1930: Osip and Nadezhda Mandelstam travel to Armenia on the last trip of their life together. The Russian poet is looking for the gift of word, after years of silence, in the country he considers to be the cradle of European civilization. The dream comes true but, back in Moscow, he is sentenced to confinement and later to death for having written verses unpleasant to the soviet rulers.

80 years later, in the Caucasus, only rubble is left of the Soviet Union. Mandelstam's travel starts again where it had interrupted, in a region at the crossroads of different worlds, suspended between past and future. The documentary retraces the poet's itinerary, from an abandoned seafront in Sukhumi to the mountains of Nagorno Karabakh. But this time the traveler is accompanied by the words of Nadezhda, who has learnt by heart her husband's poetry in order to pass it over to the future generations. And to continue his life with him.
script, direction: Andrea Rossini

in collaboration with: Giorgio Comai

narration: Nada Malanima

original music: Massimo Zamboni

production: Osservatorio Balcani e Caucaso; Kineofilm
(BAD OMENS: APRIL 30th – MAY 1st 1938)

"Everything, the entire world was poetry."

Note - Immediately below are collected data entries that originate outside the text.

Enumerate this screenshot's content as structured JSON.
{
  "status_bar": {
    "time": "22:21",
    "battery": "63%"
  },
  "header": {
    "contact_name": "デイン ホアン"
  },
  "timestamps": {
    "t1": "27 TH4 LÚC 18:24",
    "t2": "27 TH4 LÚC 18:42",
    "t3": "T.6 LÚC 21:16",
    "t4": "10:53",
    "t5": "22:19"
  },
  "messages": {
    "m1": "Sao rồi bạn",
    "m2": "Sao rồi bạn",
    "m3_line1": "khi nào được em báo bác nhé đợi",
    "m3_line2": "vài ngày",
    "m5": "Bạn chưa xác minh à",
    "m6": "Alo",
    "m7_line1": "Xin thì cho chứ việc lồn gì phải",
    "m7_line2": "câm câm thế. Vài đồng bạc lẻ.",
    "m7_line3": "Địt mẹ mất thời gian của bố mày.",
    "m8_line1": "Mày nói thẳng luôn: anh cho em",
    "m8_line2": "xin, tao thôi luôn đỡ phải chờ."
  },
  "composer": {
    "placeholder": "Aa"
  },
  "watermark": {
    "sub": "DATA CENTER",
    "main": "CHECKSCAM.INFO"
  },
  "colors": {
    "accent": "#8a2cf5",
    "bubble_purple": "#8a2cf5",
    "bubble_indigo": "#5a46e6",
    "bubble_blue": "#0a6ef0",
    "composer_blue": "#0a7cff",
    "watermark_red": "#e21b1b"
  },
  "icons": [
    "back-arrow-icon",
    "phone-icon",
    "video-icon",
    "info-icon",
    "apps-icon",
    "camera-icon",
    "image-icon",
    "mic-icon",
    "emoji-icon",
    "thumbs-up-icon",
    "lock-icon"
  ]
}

        Varlam Shalamov, The Kolyma Tales

Exterior night. A boat on the Black Sea, not far from the shore. Waves rolling. Details of the boat, the shore, and finally the sea.
That night I dreamt of icons. It was a bad omen. I woke up crying and I woke Osip up too. “Don't be scared”, he said. “The worst is behind us”. And we fell back asleep. But I had never dreamt of icons before that night.
Fade to black. Interior day funeral in Sukhumi. Noise of an Orthodox church's door being opened wide for a funeral. Images of icons, incense, the pope, and the faithful. Details of icons and faces. The coffin at the centre of the church. Nadezhda's voice is interrupted by the sounds of the environment (steps, litanies).
They woke us up early – someone lightly knocked at the door. Osip went to open. There were three of them: two soldiers and the director.

Exterior day. People exit the church. Light, people leaving. Cars, daily life.
We had met in May 1919, Osip and I. We were driven apart in May 1938, when two soldiers took him away, pushing him outside our room. They interrupted us while we were trying to speak to each other and did not let us say goodbye.

Promenade in Sukhumi. Waves break on a relict as if trying to move it. Nadezhda's voice starting on the titles.

Nadezhda: At night I mumbled verses. There were fewer and fewer people willing to keep the manuscripts, so I recited Osip's poems by heart, so I would not forget them. This is how I continued living with him. There are very few photographs left – I preserved them with the same methods used for the manuscripts.

Picture of M (on the right) with Anna Akhmatova

Nadezhda: In this task I had a precious ally – Anna Akhmatova. I don't know about other countries, but in my country poetry has power. In my country they kill for a poem. Verses awake life, they awake conscience and thought. I don't know why it happens, but it happens. And if it does, if the verses I preserved can still be useful to someone, it means I didn't live in vain, it means I had a task and I fulfilled it.
Nadezhda Mandelstam
Anna Akhmatova
Exterior day. An elderly couple slowly walks away on the promenade.
Nadežda: They say the young are no longer interested in this, and that we have to think about the young. Instead, I believe that there are no limits. You have to talk, until there is nothing left to say, until every woman who has followed her husband in the concentration camp or has stayed home in silence, biting her tongue, has been remembered. I ask everyone to look at my 50-year nightmare, including over thirty years of complete solitude. You try. Then, maybe, you won't feel like killing any more.

Wrecked socialist buildings, once symbols of the Soviet power. Sukhumi's main square.
Enters [X], approaching the troupe.

[X]: Come, I'll show you where Osip and Nadezhda Mandelstam lived.
Transfer to the villa where the Ms stayed (PoV). Walk in the park.
[X]: M stayed in this villa with his wife Nadezhda, before continuing the journey to Armenia. For M, Armenia was a mythical place and he did anything to reach it. In the end he made it, with Bukharin's help. He was looking for the roots of Europe – at the slopes of Ararat, in Armenia, where the Greek and Judaic-Christian civilisations had met. He was a Russian Jew, probably the greatest Russian poet in the 20th century. But then he wrote that poem against Stalin, you know. They killed him, and destroyed his works. His wife Nadezhda, though, learnt the poems by heart. When the samizdat started to spread, after Khrushchev, they started circulating again. Among the poems saved there was Journey to Armenia, the journal of the journey that started here, in Sukhumi.